Fibroblast activation protein is an extracellular membrane bound and soluble protease that is commonly used as a marker of activated fibroblasts. Expression of FAP in healthy adult tissues is limited, but up-regulation is observed in a number of inflammatory and tissue remodeling processes, including wound healing, liver fibrosis and epithelial cancer, where it is thought to participate in remodeling of the extracellular matrix via its protease activity.

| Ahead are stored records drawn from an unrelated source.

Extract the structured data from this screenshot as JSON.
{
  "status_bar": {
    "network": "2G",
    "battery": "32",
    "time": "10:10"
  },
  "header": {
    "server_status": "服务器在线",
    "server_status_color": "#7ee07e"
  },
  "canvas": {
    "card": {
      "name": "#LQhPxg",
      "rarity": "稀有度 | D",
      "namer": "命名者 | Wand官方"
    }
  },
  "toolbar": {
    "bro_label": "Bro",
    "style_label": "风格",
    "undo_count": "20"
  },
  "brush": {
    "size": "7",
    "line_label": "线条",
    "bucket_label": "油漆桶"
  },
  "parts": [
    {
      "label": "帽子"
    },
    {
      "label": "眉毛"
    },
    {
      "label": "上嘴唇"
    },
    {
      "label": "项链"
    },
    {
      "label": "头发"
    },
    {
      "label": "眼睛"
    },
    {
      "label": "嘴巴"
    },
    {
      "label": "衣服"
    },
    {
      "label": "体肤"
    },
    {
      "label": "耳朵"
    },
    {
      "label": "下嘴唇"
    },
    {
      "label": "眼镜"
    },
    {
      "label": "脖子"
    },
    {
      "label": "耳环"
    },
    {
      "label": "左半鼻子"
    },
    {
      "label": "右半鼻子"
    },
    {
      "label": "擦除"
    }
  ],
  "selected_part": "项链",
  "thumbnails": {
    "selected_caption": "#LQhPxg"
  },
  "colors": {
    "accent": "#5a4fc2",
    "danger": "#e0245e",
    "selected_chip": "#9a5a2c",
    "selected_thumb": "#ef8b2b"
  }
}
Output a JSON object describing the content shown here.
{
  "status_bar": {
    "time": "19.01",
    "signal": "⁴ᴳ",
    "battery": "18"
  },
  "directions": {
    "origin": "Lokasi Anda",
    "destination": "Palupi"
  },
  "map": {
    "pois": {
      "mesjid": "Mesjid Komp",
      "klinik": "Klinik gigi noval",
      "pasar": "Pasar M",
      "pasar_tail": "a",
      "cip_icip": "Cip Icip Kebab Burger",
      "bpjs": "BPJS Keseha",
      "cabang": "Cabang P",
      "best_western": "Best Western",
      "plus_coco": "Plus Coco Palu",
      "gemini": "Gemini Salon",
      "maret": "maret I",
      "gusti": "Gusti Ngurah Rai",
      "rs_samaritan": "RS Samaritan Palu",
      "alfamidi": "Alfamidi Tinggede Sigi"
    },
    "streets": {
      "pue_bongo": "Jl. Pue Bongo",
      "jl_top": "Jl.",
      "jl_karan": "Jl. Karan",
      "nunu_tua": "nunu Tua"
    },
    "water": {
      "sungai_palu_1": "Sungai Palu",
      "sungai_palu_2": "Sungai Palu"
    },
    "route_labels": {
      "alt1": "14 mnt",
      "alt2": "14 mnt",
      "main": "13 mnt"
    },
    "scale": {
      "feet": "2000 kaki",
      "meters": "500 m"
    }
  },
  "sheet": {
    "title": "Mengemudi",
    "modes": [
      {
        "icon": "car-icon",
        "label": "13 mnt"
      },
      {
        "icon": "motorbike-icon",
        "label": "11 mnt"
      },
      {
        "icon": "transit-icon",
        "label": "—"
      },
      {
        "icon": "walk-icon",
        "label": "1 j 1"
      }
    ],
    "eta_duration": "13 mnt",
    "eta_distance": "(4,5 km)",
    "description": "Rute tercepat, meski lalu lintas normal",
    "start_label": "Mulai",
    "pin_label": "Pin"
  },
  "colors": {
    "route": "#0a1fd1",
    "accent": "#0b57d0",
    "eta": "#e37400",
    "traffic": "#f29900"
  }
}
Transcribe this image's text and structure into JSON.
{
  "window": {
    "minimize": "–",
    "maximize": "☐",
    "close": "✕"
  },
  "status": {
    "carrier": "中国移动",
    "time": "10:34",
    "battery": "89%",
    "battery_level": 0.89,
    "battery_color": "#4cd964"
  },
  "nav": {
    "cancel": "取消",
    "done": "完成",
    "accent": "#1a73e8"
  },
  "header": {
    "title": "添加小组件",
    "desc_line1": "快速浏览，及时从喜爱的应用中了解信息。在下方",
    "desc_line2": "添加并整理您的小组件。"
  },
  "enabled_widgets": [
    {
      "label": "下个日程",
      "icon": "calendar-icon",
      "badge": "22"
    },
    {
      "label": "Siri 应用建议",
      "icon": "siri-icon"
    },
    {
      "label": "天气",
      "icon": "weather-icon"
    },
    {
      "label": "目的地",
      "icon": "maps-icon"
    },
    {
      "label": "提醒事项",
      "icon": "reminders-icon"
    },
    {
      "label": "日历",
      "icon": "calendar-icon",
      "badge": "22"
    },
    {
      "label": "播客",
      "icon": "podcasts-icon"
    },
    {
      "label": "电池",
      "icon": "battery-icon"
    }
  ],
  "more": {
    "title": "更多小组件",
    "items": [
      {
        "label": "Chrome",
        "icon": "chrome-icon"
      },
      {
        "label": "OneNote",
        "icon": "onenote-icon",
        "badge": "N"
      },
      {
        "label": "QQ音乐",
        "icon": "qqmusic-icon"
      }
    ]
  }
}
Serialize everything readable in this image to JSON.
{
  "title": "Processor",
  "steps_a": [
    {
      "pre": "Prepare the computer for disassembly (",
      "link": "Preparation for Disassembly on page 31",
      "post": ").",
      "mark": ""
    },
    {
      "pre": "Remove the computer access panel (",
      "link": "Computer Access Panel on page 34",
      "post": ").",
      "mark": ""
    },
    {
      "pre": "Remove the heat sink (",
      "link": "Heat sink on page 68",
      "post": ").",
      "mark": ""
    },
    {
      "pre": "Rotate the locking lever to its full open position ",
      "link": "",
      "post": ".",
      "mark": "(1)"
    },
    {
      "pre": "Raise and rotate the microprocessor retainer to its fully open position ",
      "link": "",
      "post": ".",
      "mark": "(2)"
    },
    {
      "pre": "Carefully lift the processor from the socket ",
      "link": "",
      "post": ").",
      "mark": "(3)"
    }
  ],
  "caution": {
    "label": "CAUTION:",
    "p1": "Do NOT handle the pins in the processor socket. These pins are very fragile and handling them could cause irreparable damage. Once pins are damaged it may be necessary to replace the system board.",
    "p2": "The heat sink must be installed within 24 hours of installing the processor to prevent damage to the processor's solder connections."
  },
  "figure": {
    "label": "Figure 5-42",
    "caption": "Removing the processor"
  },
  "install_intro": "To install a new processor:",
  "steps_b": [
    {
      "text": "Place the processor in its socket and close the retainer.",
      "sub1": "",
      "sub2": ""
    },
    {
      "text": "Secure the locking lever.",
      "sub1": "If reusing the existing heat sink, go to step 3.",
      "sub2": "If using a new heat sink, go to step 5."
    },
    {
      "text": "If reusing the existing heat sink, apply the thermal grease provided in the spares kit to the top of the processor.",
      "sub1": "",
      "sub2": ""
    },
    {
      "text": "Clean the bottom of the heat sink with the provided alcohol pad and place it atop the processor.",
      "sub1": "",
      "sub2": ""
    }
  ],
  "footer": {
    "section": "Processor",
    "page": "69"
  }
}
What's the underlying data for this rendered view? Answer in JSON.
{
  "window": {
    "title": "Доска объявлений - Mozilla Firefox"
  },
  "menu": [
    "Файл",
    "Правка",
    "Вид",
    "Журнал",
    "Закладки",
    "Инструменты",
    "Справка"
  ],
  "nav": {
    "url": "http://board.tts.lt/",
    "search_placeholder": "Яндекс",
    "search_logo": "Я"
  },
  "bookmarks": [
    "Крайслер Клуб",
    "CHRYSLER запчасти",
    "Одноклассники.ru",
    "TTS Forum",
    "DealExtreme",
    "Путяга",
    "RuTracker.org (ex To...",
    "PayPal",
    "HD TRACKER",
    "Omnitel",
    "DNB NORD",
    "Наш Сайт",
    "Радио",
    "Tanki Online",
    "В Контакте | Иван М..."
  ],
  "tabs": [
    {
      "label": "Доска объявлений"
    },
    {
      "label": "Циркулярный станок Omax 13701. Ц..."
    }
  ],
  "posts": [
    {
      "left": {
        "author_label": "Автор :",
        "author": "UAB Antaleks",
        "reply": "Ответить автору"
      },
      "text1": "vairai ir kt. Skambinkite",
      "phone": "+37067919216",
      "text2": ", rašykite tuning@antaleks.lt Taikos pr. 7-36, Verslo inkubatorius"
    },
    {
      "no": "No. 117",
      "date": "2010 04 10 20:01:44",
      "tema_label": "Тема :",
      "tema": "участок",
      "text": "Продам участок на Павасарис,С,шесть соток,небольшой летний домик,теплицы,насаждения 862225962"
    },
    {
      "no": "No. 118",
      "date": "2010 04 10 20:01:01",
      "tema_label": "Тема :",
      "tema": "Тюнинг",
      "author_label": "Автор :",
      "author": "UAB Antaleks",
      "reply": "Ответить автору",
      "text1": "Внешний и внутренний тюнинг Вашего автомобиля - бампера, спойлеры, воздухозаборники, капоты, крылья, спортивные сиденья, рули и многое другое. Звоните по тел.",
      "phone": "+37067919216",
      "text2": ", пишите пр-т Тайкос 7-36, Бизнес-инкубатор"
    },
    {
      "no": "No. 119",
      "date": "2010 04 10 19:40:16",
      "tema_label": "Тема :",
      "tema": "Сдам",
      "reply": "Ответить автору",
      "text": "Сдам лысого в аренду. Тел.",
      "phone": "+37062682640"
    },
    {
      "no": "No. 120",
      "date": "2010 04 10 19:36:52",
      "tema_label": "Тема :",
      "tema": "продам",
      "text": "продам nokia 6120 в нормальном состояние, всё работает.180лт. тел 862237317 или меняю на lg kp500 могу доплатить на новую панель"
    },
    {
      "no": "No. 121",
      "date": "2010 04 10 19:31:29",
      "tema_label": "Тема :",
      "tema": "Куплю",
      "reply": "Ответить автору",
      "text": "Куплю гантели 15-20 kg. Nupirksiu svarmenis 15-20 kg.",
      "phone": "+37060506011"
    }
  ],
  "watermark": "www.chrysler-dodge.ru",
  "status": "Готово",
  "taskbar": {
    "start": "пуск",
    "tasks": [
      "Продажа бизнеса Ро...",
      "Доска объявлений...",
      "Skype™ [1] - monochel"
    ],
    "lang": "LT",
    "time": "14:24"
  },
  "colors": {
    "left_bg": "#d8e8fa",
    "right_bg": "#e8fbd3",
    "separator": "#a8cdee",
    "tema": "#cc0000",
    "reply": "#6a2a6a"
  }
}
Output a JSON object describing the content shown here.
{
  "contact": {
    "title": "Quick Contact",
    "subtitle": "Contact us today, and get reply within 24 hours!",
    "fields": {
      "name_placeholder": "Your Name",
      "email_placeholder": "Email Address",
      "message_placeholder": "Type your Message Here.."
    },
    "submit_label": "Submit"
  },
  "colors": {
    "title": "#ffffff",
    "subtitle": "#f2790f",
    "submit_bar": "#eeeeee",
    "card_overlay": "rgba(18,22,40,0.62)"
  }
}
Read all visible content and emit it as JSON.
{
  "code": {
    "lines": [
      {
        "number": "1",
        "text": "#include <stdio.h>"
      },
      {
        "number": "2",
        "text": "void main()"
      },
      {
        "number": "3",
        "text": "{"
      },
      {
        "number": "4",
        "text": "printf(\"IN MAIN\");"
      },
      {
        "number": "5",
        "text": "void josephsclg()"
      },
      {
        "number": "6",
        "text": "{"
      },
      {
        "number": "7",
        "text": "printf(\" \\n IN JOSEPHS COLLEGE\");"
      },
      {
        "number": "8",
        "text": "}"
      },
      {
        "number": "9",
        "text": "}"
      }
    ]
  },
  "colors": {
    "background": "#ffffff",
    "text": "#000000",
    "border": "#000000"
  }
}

We hypothesized that FAP would also be up-regulated in the pancreatic remodeling and inflammatory process associated with type I diabetes. FAP has the potential to participate in this disease process in a number of ways. First, it has been suggested that immune cells cannot infiltrate pancreatic islets unless the membranous capsule is destabilized in some way. As a protease with collagenase activity, FAP may participate in degradation of the basement membrane allowing immune cell infiltration into the islets. Second, FAP may cleave hormones involved in glucose metabolism. The FAP KO mouse has been reported to have improved glucose tolerance, particularly after high fat feeding, suggesting as yet undiscovered substrates may exist for FAP. Preliminary work in our lab has identified FAP cleavage of a number of metabolically active hormones in vitro and FAP consensus sequences exist in many soluble factors including the hormone betatrophin. Thus FAP may have substrates of consequence related to beta cell regeneration or glucose control.

The goal of this project is to quantify FAP activity in the pancreas and serum of type 1 and type 2 diabetics compared to controls. This study will also be, to our knowledge, the first to examine FAP activity in the human pancreas.